What happens when there is an electric shock in a neutral wire?

Principles of electric shock

In a normal three-phase four-wire power supply system, the neutral wire (PEN wire or N wire) is grounded. Theoretically, the potential of the neutral wire is the same as that of the earth. When the three-phase load is balanced, there is almost no current flowing through the neutral wire. However, when a person touches the neutral wire and there is a fault in the neutral wire, an electric shock accident may occur.

Electric shock mainly occurs because there is current flowing through the human body. The degree of harm caused by electric shock to the human body is related to factors such as the magnitude and duration of the current passing through the human body and the path of the current. Generally, it is considered that when the power frequency current (50Hz or 60Hz) passing through the human body exceeds 10mA, it may make it impossible for a person to get rid of the power supply independently. When the current exceeds 30mA, it may lead to serious consequences such as cardiac fibrillation.

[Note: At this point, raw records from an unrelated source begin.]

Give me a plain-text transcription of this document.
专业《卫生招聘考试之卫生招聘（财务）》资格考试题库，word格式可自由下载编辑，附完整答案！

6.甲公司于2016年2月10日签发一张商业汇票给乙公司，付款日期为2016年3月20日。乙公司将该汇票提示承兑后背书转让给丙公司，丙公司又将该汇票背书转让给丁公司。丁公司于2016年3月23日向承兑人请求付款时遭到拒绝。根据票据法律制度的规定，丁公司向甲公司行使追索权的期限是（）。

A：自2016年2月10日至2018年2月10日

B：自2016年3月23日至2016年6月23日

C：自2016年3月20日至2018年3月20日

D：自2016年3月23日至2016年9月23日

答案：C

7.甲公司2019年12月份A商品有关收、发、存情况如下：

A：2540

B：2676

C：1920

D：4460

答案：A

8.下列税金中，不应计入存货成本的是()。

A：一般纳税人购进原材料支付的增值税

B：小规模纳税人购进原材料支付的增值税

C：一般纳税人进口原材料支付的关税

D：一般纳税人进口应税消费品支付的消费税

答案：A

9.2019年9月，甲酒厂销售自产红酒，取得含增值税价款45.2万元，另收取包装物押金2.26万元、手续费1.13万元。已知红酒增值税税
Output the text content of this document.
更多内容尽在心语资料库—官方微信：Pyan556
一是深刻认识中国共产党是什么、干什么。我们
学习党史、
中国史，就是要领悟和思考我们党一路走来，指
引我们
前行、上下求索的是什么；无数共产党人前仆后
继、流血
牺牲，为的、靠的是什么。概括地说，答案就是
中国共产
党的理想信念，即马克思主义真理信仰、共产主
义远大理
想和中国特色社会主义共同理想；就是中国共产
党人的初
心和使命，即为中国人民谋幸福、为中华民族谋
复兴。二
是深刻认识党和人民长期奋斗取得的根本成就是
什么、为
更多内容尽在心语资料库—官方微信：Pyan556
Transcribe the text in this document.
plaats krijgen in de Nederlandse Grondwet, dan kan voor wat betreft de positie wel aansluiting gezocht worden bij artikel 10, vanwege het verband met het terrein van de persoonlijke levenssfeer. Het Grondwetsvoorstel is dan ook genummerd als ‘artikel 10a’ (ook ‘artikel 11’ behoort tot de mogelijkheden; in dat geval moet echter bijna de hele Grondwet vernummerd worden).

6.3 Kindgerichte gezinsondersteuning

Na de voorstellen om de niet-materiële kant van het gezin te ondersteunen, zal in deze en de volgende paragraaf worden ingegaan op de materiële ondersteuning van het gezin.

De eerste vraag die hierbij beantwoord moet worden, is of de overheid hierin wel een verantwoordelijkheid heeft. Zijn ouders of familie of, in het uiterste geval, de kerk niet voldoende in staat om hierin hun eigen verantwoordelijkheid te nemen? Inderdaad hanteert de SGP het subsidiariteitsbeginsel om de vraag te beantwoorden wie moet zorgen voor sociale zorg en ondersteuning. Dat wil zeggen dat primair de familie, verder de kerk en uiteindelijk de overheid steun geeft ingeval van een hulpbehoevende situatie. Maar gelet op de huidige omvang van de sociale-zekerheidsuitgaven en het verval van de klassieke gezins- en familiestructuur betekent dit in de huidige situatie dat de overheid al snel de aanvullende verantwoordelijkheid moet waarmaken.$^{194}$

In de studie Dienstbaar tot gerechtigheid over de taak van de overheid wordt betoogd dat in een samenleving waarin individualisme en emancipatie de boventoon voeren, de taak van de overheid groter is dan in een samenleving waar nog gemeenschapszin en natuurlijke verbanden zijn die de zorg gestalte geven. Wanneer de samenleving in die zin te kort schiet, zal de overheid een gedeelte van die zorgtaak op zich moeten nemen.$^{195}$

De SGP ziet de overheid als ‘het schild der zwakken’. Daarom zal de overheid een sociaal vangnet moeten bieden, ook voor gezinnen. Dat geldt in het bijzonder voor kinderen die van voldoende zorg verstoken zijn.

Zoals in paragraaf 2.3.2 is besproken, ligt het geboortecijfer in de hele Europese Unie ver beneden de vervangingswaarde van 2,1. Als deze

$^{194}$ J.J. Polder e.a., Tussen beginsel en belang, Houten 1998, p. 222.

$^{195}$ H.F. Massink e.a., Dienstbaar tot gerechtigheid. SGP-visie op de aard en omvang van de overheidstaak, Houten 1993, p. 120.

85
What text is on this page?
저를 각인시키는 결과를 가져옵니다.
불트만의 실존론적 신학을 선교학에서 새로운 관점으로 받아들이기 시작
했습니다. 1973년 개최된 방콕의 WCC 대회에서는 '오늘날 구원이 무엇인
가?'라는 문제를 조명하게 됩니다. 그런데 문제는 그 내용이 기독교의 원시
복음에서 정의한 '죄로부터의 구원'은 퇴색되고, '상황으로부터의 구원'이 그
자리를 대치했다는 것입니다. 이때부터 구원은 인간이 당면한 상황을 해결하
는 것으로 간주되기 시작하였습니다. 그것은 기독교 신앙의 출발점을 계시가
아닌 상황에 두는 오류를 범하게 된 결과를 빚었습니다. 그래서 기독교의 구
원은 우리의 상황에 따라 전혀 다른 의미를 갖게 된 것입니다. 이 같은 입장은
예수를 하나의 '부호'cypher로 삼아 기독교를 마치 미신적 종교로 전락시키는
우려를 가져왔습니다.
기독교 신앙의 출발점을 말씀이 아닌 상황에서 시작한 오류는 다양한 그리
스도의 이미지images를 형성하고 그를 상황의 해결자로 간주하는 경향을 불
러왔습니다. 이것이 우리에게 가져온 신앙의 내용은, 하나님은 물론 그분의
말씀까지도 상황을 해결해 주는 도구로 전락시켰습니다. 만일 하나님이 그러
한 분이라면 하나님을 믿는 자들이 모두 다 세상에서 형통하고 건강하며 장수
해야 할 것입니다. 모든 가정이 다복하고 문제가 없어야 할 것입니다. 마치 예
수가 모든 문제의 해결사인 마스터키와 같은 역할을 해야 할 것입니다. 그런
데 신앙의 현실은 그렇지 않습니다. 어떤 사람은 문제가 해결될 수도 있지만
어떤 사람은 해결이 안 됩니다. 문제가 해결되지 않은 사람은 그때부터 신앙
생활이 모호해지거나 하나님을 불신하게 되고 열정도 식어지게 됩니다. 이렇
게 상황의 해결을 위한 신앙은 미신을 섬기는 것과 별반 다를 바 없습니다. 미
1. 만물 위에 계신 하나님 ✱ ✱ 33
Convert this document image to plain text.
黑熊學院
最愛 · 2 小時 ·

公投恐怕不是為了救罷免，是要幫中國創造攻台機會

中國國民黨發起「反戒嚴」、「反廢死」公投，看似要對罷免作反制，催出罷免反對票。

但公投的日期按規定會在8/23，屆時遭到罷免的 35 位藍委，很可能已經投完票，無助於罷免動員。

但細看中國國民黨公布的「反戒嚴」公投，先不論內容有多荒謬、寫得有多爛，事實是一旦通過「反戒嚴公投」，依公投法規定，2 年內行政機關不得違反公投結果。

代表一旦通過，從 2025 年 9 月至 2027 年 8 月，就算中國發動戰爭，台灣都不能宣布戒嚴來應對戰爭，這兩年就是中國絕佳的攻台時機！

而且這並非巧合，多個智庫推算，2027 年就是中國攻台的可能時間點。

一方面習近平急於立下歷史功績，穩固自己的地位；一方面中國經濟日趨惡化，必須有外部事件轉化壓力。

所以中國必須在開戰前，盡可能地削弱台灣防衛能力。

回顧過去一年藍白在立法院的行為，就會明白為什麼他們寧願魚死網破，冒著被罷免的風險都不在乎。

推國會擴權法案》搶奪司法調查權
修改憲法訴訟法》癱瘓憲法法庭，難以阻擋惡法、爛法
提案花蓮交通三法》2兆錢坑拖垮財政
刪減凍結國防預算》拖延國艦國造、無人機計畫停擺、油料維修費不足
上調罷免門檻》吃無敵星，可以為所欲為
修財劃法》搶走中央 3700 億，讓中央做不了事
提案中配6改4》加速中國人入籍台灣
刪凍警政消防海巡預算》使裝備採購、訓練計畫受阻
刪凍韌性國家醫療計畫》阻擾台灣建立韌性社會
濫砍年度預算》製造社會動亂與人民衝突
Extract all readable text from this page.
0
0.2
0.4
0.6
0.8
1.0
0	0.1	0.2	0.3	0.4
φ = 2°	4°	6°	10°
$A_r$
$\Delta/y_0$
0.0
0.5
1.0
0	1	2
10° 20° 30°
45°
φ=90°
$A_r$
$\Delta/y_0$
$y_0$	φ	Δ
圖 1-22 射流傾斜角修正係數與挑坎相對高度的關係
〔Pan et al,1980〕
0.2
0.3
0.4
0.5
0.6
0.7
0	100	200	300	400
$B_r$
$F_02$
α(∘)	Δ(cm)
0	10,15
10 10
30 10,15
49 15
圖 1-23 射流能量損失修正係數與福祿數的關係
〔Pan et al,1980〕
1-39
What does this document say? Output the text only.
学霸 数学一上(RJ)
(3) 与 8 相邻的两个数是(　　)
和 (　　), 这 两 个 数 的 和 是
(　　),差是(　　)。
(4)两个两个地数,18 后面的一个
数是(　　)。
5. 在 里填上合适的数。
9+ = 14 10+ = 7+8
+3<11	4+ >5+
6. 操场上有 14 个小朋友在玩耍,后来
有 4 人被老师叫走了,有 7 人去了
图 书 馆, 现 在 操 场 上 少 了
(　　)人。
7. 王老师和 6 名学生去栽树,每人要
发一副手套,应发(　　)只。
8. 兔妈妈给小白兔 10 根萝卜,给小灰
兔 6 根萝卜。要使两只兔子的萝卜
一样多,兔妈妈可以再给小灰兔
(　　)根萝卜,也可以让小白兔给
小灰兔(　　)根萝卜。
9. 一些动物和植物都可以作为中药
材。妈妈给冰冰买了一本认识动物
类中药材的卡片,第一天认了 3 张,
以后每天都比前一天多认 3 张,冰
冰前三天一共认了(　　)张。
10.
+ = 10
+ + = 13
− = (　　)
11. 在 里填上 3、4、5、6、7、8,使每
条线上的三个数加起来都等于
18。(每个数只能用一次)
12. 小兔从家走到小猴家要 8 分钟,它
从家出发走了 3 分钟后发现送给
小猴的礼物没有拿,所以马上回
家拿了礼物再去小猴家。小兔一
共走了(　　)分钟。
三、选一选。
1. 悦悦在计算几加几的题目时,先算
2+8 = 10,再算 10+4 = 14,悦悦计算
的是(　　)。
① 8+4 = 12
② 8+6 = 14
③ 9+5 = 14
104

Neutral wire fault conditions that may lead to electric shock

Neutral wire breakage

When the neutral wire is broken, in the case of three-phase imbalance, the potential of the neutral wire after the break point will shift. For example, in a lighting circuit with three-phase four-wire system, if the neutral wire is broken at a certain place, due to the fact that the loads of each phase (such as lamps) cannot be completely the same, the current that originally returned to the power supply through the neutral wire cannot flow normally. At this time, taking the phase with more loads as an example, part of the current of this phase will form a loop through the loads and neutral wires of other phases, making the potential of the neutral wire no longer zero and may rise to a higher voltage. If a person touches this live neutral wire at this time, there will be current passing through the human body, resulting in electric shock.

Poor neutral wire contact

Poor contact at the connection point of the neutral wire and the equipment or at the neutral wire terminal in the distribution box is also very common. Poor contact will cause the resistance at this point to increase. According to Ohm's law U=IR , when there is current passing through, a voltage drop will occur at the point of poor contact. If this voltage drop is large enough to make the potential of the neutral wire deviate from the earth potential, when a person touches it, there will be current passing through and cause electric shock.

Neutral wire and phase wire short-circuit and then ground fault (a more complex situation):

This situation may cause the neutral wire to have a dangerous voltage. For example, inside an electrical equipment, a short circuit occurs between the neutral wire and the phase wire. The large current after the short circuit may cause the protection device to act. However, if the fault does not completely cut off the circuit, or due to the imperfect grounding system, a part of the short-circuit current will flow into the earth through the grounding device. At this time, the neutral wire may have a certain residual voltage. When a person touches the neutral wire, they will get an electric shock.

Manifestations of harm from electric shock

Electric shock injury

When current passes through the human body, it will cause direct electric shock damage to important organs such as the nervous system and heart. The human body will feel a tingling sensation. As the current increases, this feeling will become stronger and muscle spasms may occur. If the current lasts for a long time or the current is large, it will lead to respiratory paralysis and cardiac arrest. For example, when the current passing through the human body reaches several tens of milliamperes or more, it may cause ventricular fibrillation, which is a very dangerous arrhythmia that will make the heart unable to pump blood effectively and endanger life.

Electric burn

At the same time as a person gets an electric shock by touching the neutral wire, if an arc is generated at the contact point or the current generates heat inside the human body, an electric burn will occur. The degree of electric burn is related to factors such as the magnitude of the current, the contact time, and the human body resistance. Generally speaking, electric shock with high voltage and large current is more likely to cause severe electric burns. Electric burns not only damage the skin but may also cause deep injuries to subcutaneous tissues, muscles, and bones. For example, when a person touches the neutral wire with a relatively high voltage, the contact point may appear charred and carbonized, and the surrounding tissues will also appear redness, blisters and other conditions due to thermal damage.